By Luis Jaime Acosta
BOGOTA (Reuters) – Colombia’s ex-President Andres Pastrana said on Tuesday his government had laid the ground work for building peace in the South American country, even though he did not reach an agreement with leftwing guerrillas and rightwing paramilitaries.
Pastrana, who governed Colombia between 1998 and 2002, became the fifth ex-president to testify before the country’s truth commission, which was established as part of a 2016 peace agreement with the now-demobilized rebel group the Revolutionary Armed Forces of Colombia (FARC).
Former presidents Ernesto Samper and Juan Manuel Santos previously testified publicly, while Cesar Gaviria did so in private. Alvaro Uribe, one of Colombia’s most polarizing politicians, spoke informally to the truth commission’s president, Francisco de Roux, at his estate in mid August.
“Above all I am here because I am a believer in peace, no one doubts that I invested all my political capital in seeking it. I know that without truth we will not find peace.
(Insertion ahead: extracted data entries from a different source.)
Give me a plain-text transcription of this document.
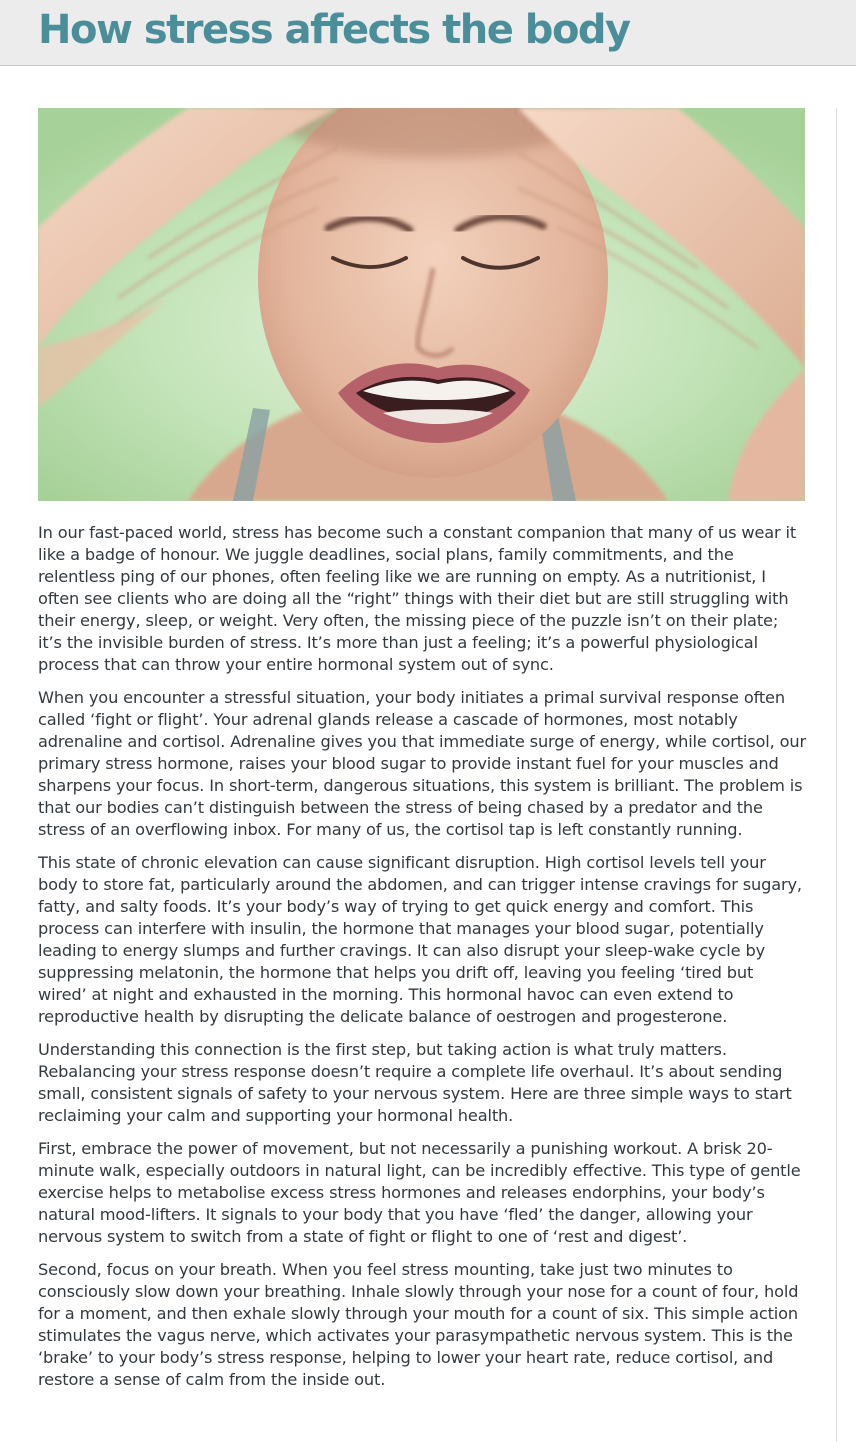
How stress affects the body

In our fast-paced world, stress has become such a constant companion that many of us wear it like a badge of honour. We juggle deadlines, social plans, family commitments, and the relentless ping of our phones, often feeling like we are running on empty. As a nutritionist, I often see clients who are doing all the “right” things with their diet but are still struggling with their energy, sleep, or weight. Very often, the missing piece of the puzzle isn’t on their plate; it’s the invisible burden of stress. It’s more than just a feeling; it’s a powerful physiological process that can throw your entire hormonal system out of sync.

When you encounter a stressful situation, your body initiates a primal survival response often called ‘fight or flight’. Your adrenal glands release a cascade of hormones, most notably adrenaline and cortisol. Adrenaline gives you that immediate surge of energy, while cortisol, our primary stress hormone, raises your blood sugar to provide instant fuel for your muscles and sharpens your focus. In short-term, dangerous situations, this system is brilliant. The problem is that our bodies can’t distinguish between the stress of being chased by a predator and the stress of an overflowing inbox. For many of us, the cortisol tap is left constantly running.

This state of chronic elevation can cause significant disruption. High cortisol levels tell your body to store fat, particularly around the abdomen, and can trigger intense cravings for sugary, fatty, and salty foods. It’s your body’s way of trying to get quick energy and comfort. This process can interfere with insulin, the hormone that manages your blood sugar, potentially leading to energy slumps and further cravings. It can also disrupt your sleep-wake cycle by suppressing melatonin, the hormone that helps you drift off, leaving you feeling ‘tired but wired’ at night and exhausted in the morning. This hormonal havoc can even extend to reproductive health by disrupting the delicate balance of oestrogen and progesterone.

Understanding this connection is the first step, but taking action is what truly matters. Rebalancing your stress response doesn’t require a complete life overhaul. It’s about sending small, consistent signals of safety to your nervous system. Here are three simple ways to start reclaiming your calm and supporting your hormonal health.

First, embrace the power of movement, but not necessarily a punishing workout. A brisk 20-minute walk, especially outdoors in natural light, can be incredibly effective. This type of gentle exercise helps to metabolise excess stress hormones and releases endorphins, your body’s natural mood-lifters. It signals to your body that you have ‘fled’ the danger, allowing your nervous system to switch from a state of fight or flight to one of ‘rest and digest’.

Second, focus on your breath. When you feel stress mounting, take just two minutes to consciously slow down your breathing. Inhale slowly through your nose for a count of four, hold for a moment, and then exhale slowly through your mouth for a count of six. This simple action stimulates the vagus nerve, which activates your parasympathetic nervous system. This is the ‘brake’ to your body’s stress response, helping to lower your heart rate, reduce cortisol, and restore a sense of calm from the inside out.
The victims will only forgive with truth, with real truth, without political bias,” Pastrana said.
Colombia has struggled with decades of bloody civil strife and drug violence that the 2016 peace agreement has diminished but not ended.
Pastrana, 67, began more than three years of unsuccessful peace talks with the FARC during his government, and also approached the National Liberation Army (ELN), another leftist rebel group, and the rightwing paramilitary group the United Self-Defense Forces of Colombia (AUC), also without success.
The AUC later demobilized under Uribe, though many of its former members joined drug-trafficking groups.
Pastrana also recalled how he led a process of strengthening Colombia’s armed forces via Plan Colombia, which had U.S. support.
“Of course, we could have made mistakes, we are all human and if our mistakes affected victims, I’m sorry – we must ask forgiveness,” he said.
The former president also warned Colombia – one of the world’s top producers of cocaine – will not reduce violence or achieve peace if it cannot tackle drug trafficking.